Ну вот оторвут мне его сегодня, как пить дать!
Глава 12
Торопимся в зал приёма. Народу там уже — под сотню, не меньше. Стоят и фуршетные столы, на которые с голодным интересом поглядывают советские деятели культуры. Странно, что закуска на них имеется, а из алкоголя ничего нет. Только сок, минералка и прочее.
— А что, выпить не предложат? — спрашиваю я у ещё молодого, но уже усатого Никиты Михалкова.
— Так, сухой закон же не отменили, — бурчит он с видимым сожалением.
— Ну хоть шампанское бы поставили для отвода глаз, — вздыхаю я.
— Тоже верно, — прячет усмешку в усах Никита. — Для советского человека праздник без градуса — это как фильм без концовки. Вроде шли-шли к чему-то, а финал обрубили.
Мы переглянулись, поняв друг друга без слов, как два человека, которые точно знают: где-то тут, в кулуарах, у кого-то в портфеле явно заныкана початая чекушка на такой случай.
Да, борьба с пьянством ещё не завершена окончательным поражением.
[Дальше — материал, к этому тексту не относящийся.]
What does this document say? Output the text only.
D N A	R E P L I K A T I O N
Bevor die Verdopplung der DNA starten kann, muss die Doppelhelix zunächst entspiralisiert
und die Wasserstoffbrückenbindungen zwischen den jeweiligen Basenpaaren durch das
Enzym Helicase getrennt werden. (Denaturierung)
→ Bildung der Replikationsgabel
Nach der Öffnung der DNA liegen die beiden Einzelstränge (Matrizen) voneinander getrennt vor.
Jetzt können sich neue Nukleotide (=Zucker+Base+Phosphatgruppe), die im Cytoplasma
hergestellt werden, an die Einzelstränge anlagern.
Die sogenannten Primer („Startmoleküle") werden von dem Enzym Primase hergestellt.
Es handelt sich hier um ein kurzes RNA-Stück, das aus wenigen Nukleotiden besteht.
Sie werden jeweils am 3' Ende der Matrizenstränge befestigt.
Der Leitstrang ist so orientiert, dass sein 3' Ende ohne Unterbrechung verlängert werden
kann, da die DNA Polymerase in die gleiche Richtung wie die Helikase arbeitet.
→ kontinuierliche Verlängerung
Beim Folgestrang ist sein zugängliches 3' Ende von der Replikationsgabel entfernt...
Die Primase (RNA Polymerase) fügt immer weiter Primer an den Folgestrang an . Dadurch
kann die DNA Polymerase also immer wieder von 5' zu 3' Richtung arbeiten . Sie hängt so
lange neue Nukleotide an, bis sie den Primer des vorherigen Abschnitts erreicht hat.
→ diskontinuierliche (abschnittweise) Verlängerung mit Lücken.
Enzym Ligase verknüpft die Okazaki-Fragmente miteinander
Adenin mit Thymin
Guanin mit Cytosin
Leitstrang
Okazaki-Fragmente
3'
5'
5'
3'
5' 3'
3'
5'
Вернее, она уже проиграна, но там, наверху, отказываются это признавать и ещё бодро рапортуют про трезвость масс. Хотя мне-то что? Пить я не хочу, есть — тоже. Задачу-минимум выполнил — с режиссёром поговорил. Но уйти сейчас не могу — надо дождаться приятеля Хокона.
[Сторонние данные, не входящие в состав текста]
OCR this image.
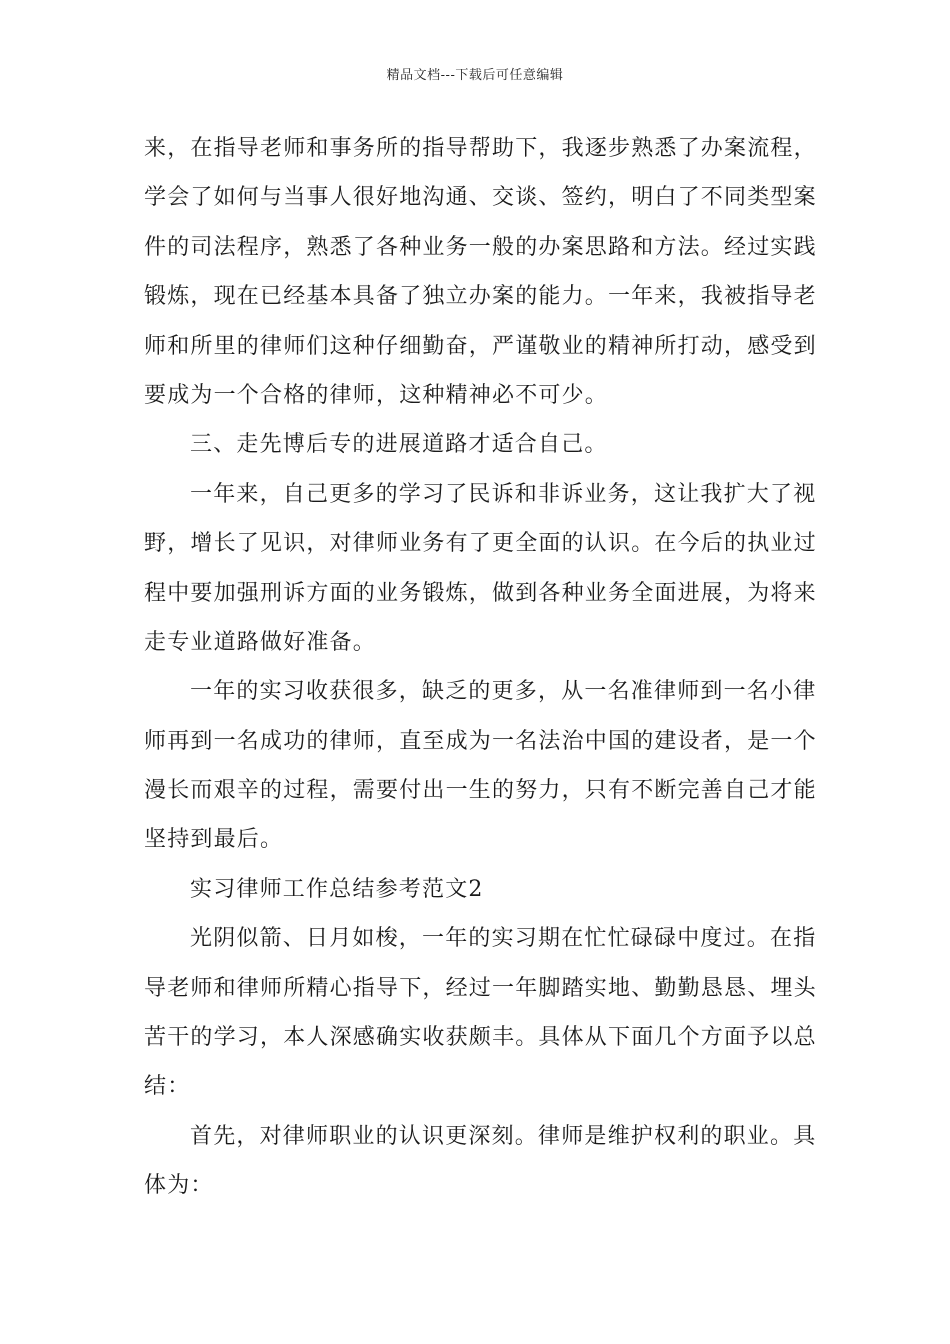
精品文档---下载后可任意编辑
来，在指导老师和事务所的指导帮助下，我逐步熟悉了办案流程，
学会了如何与当事人很好地沟通、交谈、签约，明白了不同类型案
件的司法程序，熟悉了各种业务一般的办案思路和方法。经过实践
锻炼，现在已经基本具备了独立办案的能力。一年来，我被指导老
师和所里的律师们这种仔细勤奋，严谨敬业的精神所打动，感受到
要成为一个合格的律师，这种精神必不可少。
三、走先博后专的进展道路才适合自己。
一年来，自己更多的学习了民诉和非诉业务，这让我扩大了视
野，增长了见识，对律师业务有了更全面的认识。在今后的执业过
程中要加强刑诉方面的业务锻炼，做到各种业务全面进展，为将来
走专业道路做好准备。
一年的实习收获很多，缺乏的更多，从一名准律师到一名小律
师再到一名成功的律师，直至成为一名法治中国的建设者，是一个
漫长而艰辛的过程，需要付出一生的努力，只有不断完善自己才能
坚持到最后。
实习律师工作总结参考范文2
光阴似箭、日月如梭，一年的实习期在忙忙碌碌中度过。在指
导老师和律师所精心指导下，经过一年脚踏实地、勤勤恳恳、埋头
苦干的学习，本人深感确实收获颇丰。具体从下面几个方面予以总
结：
首先，对律师职业的认识更深刻。律师是维护权利的职业。具
体为：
Тем временем выясняется, что моего нового знакомца из музея — того самого Зубова — будут чем-то награждать! Вообще, в зале много деятелей культуры. Кроме норвежского режиссёра, например, есть ещё один режиссёр, хотя сейчас он больше актёр — этот самый Михалков. А за роялем сидит наш знаменитый пианист. Ну, мне он, конечно, неизвестен, но другие его выступление слушают с трепетом.
Речь сменяется речью, выступление — выступлением, а я стою в углу, старательно прячась за колонну, чтобы не выглядеть клоуном со своим норвежским орденом, который, как назло, привлекает к себе излишнее внимание. И вдруг, сквозь гул голосов и тоскливое бренчание пианиста, слышу:
— А давайте попросим высказаться на эту тему известного спортсмена, олимпийского чемпиона и кавалера ордена Заслуг первой степени господина Штыбу!
Голос посла Норвегии, господина Йоханнесена, звучит громко, чётко и абсолютно беспощадно.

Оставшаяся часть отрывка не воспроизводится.